中国メーカーがEVのスマート化を競うなか、VWは苦況に立たされている。写真は中国の展示会に出展したソフトウェア開発子会社カリアドのブース(VWグループのウェブサイトより)

ドイツ自動車大手のフォルクスワーゲン(VW)グループが、中国市場向けEV(電気自動車)のスマート化を急いでいる。

VWグループのソフトウェア開発を一体的に手がける子会社のカリアド(CARIAD)は12月8日、中国のAI(人工知能)スタートアップ企業の地平線機器人技術研発(ホライゾン・ロボティクス)と共同で、両社の合弁会社「酷睿程(カリゾン)」を中国の北京に設立したと発表した。

2015年に創業した地平線機器人は、自社設計のAI半導体や自動運転アルゴリズムなどの開発企業だ。
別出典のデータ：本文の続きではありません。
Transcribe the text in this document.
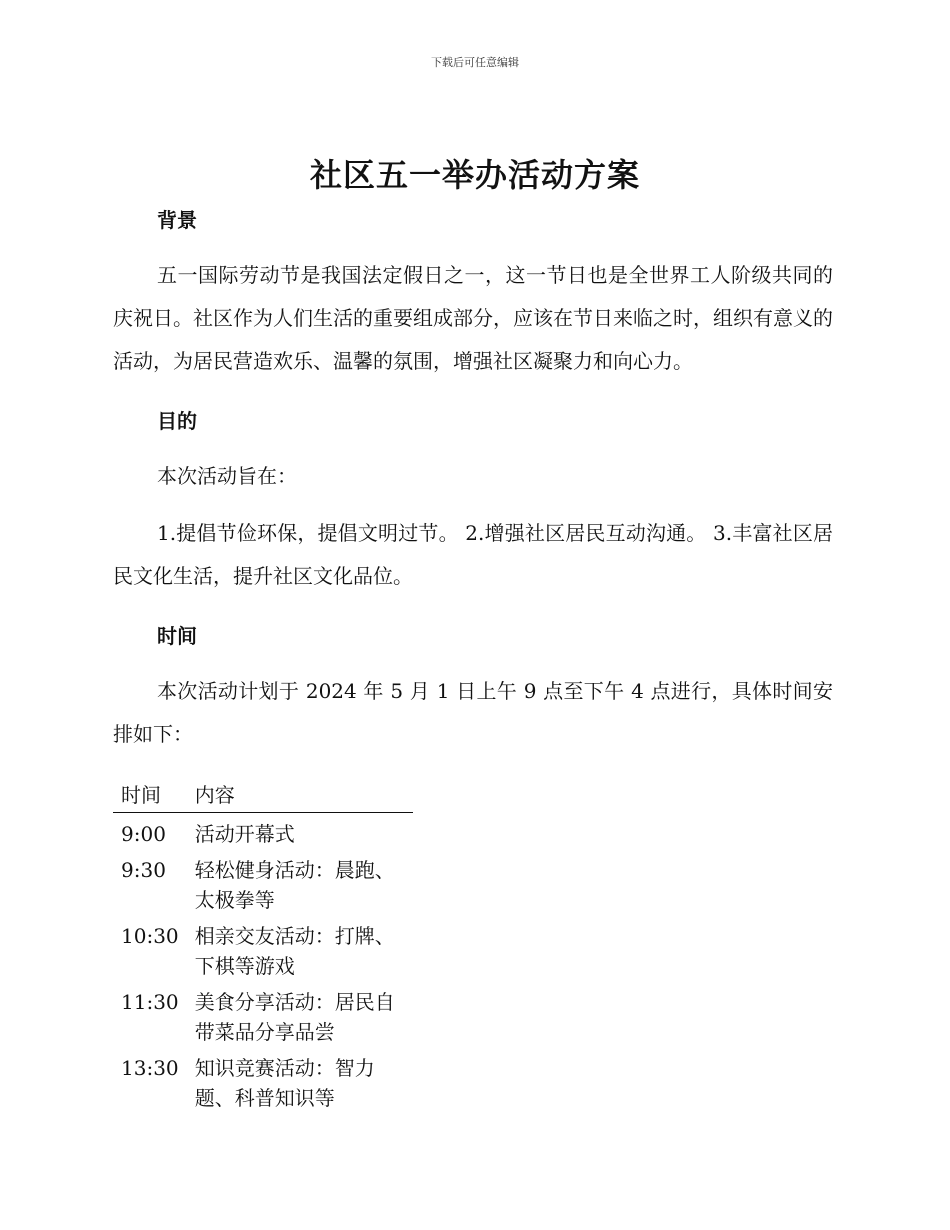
下载后可任意编辑
社区五一举办活动方案
背景

五一国际劳动节是我国法定假日之一，这一节日也是全世界工人阶级共同的庆祝日。社区作为人们生活的重要组成部分，应该在节日来临之时，组织有意义的活动，为居民营造欢乐、温馨的氛围，增强社区凝聚力和向心力。

目的

本次活动旨在：

1.提倡节俭环保，提倡文明过节。 2.增强社区居民互动沟通。 3.丰富社区居民文化生活，提升社区文化品位。

时间

本次活动计划于 2024 年 5 月 1 日上午 9 点至下午 4 点进行，具体时间安排如下：

时间	内容
9:00	活动开幕式
9:30	轻松健身活动：晨跑、太极拳等
10:30	相亲交友活动：打牌、下棋等游戏
11:30	美食分享活动：居民自带菜品分享品尝
13:30	知识竞赛活动：智力题、科普知识等
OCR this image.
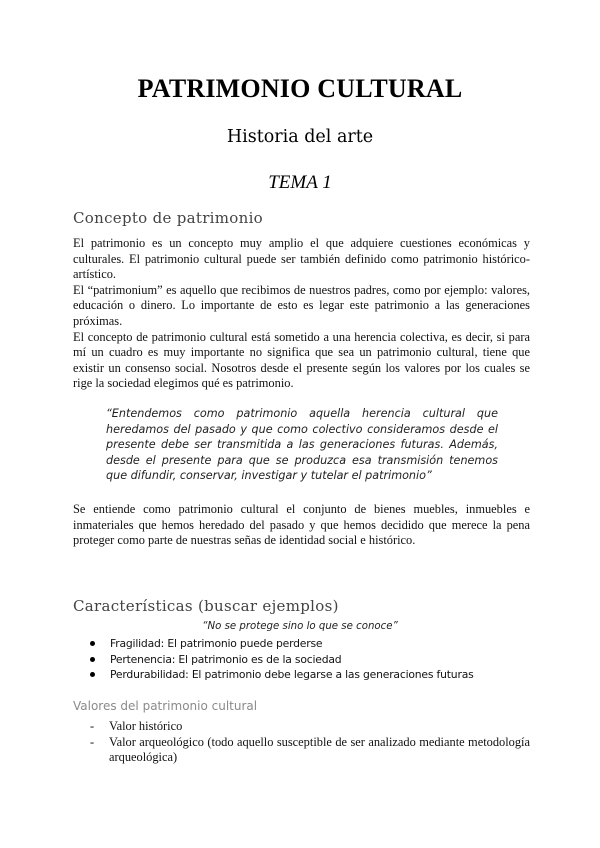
PATRIMONIO CULTURAL
Historia del arte
TEMA 1
Concepto de patrimonio

El patrimonio es un concepto muy amplio el que adquiere cuestiones económicas y culturales. El patrimonio cultural puede ser también definido como patrimonio histórico-artístico.

El “patrimonium” es aquello que recibimos de nuestros padres, como por ejemplo: valores, educación o dinero. Lo importante de esto es legar este patrimonio a las generaciones próximas.

El concepto de patrimonio cultural está sometido a una herencia colectiva, es decir, si para mí un cuadro es muy importante no significa que sea un patrimonio cultural, tiene que existir un consenso social. Nosotros desde el presente según los valores por los cuales se rige la sociedad elegimos qué es patrimonio.

“Entendemos como patrimonio aquella herencia cultural que heredamos del pasado y que como colectivo consideramos desde el presente debe ser transmitida a las generaciones futuras. Además, desde el presente para que se produzca esa transmisión tenemos que difundir, conservar, investigar y tutelar el patrimonio”

Se entiende como patrimonio cultural el conjunto de bienes muebles, inmuebles e inmateriales que hemos heredado del pasado y que hemos decidido que merece la pena proteger como parte de nuestras señas de identidad social e histórico.

Características (buscar ejemplos)
“No se protege sino lo que se conoce”
Fragilidad: El patrimonio puede perderse
Pertenencia: El patrimonio es de la sociedad
Perdurabilidad: El patrimonio debe legarse a las generaciones futuras
Valores del patrimonio cultural
- Valor histórico
- Valor arqueológico (todo aquello susceptible de ser analizado mediante metodología arqueológica)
合弁会社ではVWが中国市場で販売するEV向けに、地平線機器人のAI半導体を採用した自動運転システムを開発する。

中国でのEV販売低迷に危機感

実は、VWと地平線機器人は合弁会社の設立計画を2022年10月に発表済みだった。それから1年余りを経て、ようやく実現にこぎ着けた格好だ。中国の企業登記情報によれば、カリゾンの登録資本金は67億5700万元(約1364億6640万円)、出資比率はカリアドが60%、地平線機器人が40%となっている。

中国の自動車市場で急速なEVシフトが進むなか、(エンジン車で市場シェア首位だった)VWは苦況に立たされている。VWグループが2023年1月から9月までの間に中国市場で販売したEVは11万7000台にとどまり、前年同期比の増加率は3.9%と業界平均(24.9%)を大幅に下回った。

エンジン車の販売減少にEVの低迷が重なり、VWグループの中国市場での総販売台数は減少し続けている。ピークの2019年には423万台を販売したが、2022年は318万台と3年で100万台以上も落ち込んでしまった。

世界の自動車大手のなかで、VWはEVシフトに最も積極的なメーカーの1つだ。同社は本拠地のヨーロッパ市場で、2023年1〜9月に34万1000台のEVを販売した。

にもかかわらず中国での販売が振るわないのは、(EVとしての基本性能の問題ではなく)クルマのスマート化の面で中国メーカーに後れを取り、消費者に目新しさを訴求できなかったためとみられている。

複数のアプローチを同時進行

危機感を強めたVWは、中国市場向けEVのスマート化を一気に加速するため、複数のアプローチを同時に進めようとしている。カリゾンの設立を通じた地平線機器人との提携は、その1つにほかならない。


VWは中国企業の技術を取り込み、EVのスマート化を加速しようともくろむ。写真は2023年4月の上海モーターショーに出展した地平線機器人のブース(同社ウェブサイトより)

これに先立つ2023年7月、VWグループは中国の新興EVメーカーの小鵬汽車(シャオペン)への出資および両社の技術提携を発表。小鵬汽車の既存車種をベースにした2車種のEVを共同開発し、VWブランドで中国市場に投入する計画を明らかにした。これらのEVには、小鵬汽車が開発したAI自動運転システムが搭載される。


本記事は「財新」の提供記事です

財新記者の取材によれば、VWグループの上級ブランドのアウディは、中国の通信機器大手の華為技術(ファーウェイ)と共同でスマート自動運転システムの開発を進めている。その最初の成果となる新型車は、2025年に中国市場で発売される見込みだ。